Evidemment mes questions sont à retravailler, j'aimerais qu'elles soient formulées pour que l'enquête soit aussi précise et juste que possible. Le but n'est pas de poser des questions biaisées qui expriment mon opinion de façon déguisée mais de me permettre de vraiment comprendre ce qui se passe. Je n'ai jamais lu d'enquête de ce type (autre que journalistique destinée à faire vendre du papier !)et le sujet m'intéresse.

Leon and Sue Sims said...

It reminds me of the song by John Mayer "Daughters growup to become lovers - or is it Mothers" either way its a nice song and the way of life.

fardoise said...

Je suis entièrement d'accord avec toi et mon cœur se serre aussi à chaque fois. Je ne parviens pas à croire non plus qu'elles soient pleinement libres de leur choix, quoi qu'elles en disent.

jeandler said...

Nos bonne-soeurs étaient ainsi voilées, il y a quoi ? 50 ans peut-être. Mais elles n'étaient pas mères seulement filles de Dieu !

Ces jeunes vont d'un bon pas et, espérons-le, dans la bonne direction.

nathalie, avignon said...

Oui jeandler, nos religieuses prenaient l'uniforme pour signifier un engagement religieux fort mais les prêtres et les moines aussi prenaient l'uniforme, et aujourd'hui la grande cornette n'existe plus. L'engagement religieux demeure mais ses signes extérieurs ont évolué.

Ce qui me choque ici c'est que les obligations vestimentaires ne concernent que les femmes. Quelles obligations pour les hommes ?

Thérèse said...

Ce sont des questions très légitimes. Nous commençons à voir ces femmes portant "l'uniforme" de plus en plus ici aussi. Personellement j'ai une réponse bien simplette: c'est une solution de facilité pour ne pas avoir à se poser de questions comme la religion qui l'accompagne. Bien sur une réponse à développer pendant des heures...

Michael Rowland said...

Thank you so much for this wonderful blog,,,Michael from Canada

susan jenkins said...

Wonderfully expressed. Shedding light and asking questions of a troubeling subject.

Susan

Anneliese said...

I am fully with you on this one.
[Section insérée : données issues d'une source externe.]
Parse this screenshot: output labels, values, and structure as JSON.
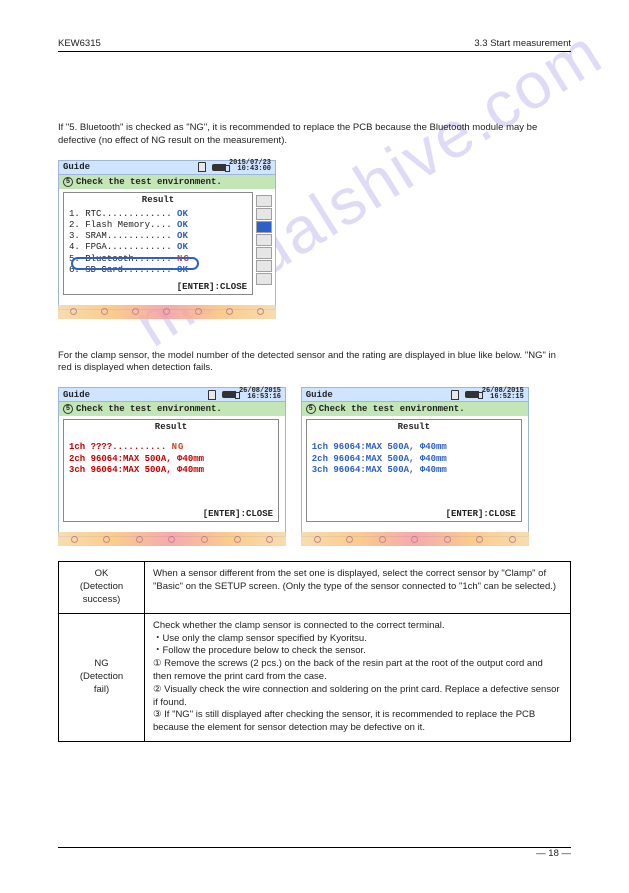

I see girls every day who within a day turn up veiled, but I have never picked up the courage to ask them whether they did it because they wanted to or because they were told to.

jeandler said...

Ce ne sont pas des hommes. Ce sont des maîtres. Ils n'ont pas besoin d'uniforme. La barbe en tient lieu. Maîtres après Dieu.

Owen said...

Entirely in agreement with you... it is a form of uniform which speaks of strict conformance to rules and regulations defined by men, a form of thinking that dates back to well before the dark and middle ages... The notion that women must hide their bodies in public (because they could provoke impure thoughts?) is horrifying to me.

Sandy K. said...

I absolutely understand what you are saying, but also find that some women are content with their role, and with their history. It's a tough one...and all we can do is model and offer options, don't you think? I personally love the storytelling aspect of this photograph...what a great study.

mirae said...

Hi again.

In my mind american men and their european counterparts are in uniform that speak of strict performance of rules and regulations. Yes the suit and the jackets are like uniforms and the tie is the noose.hahahahahahahahahahahyes suit and jacket.Do they have a choice of what to wear when they are going to work?hahahahahaha ok you can spend a lot of bugs and buy expensive textiles for the suits but then you can buy expensive burqas.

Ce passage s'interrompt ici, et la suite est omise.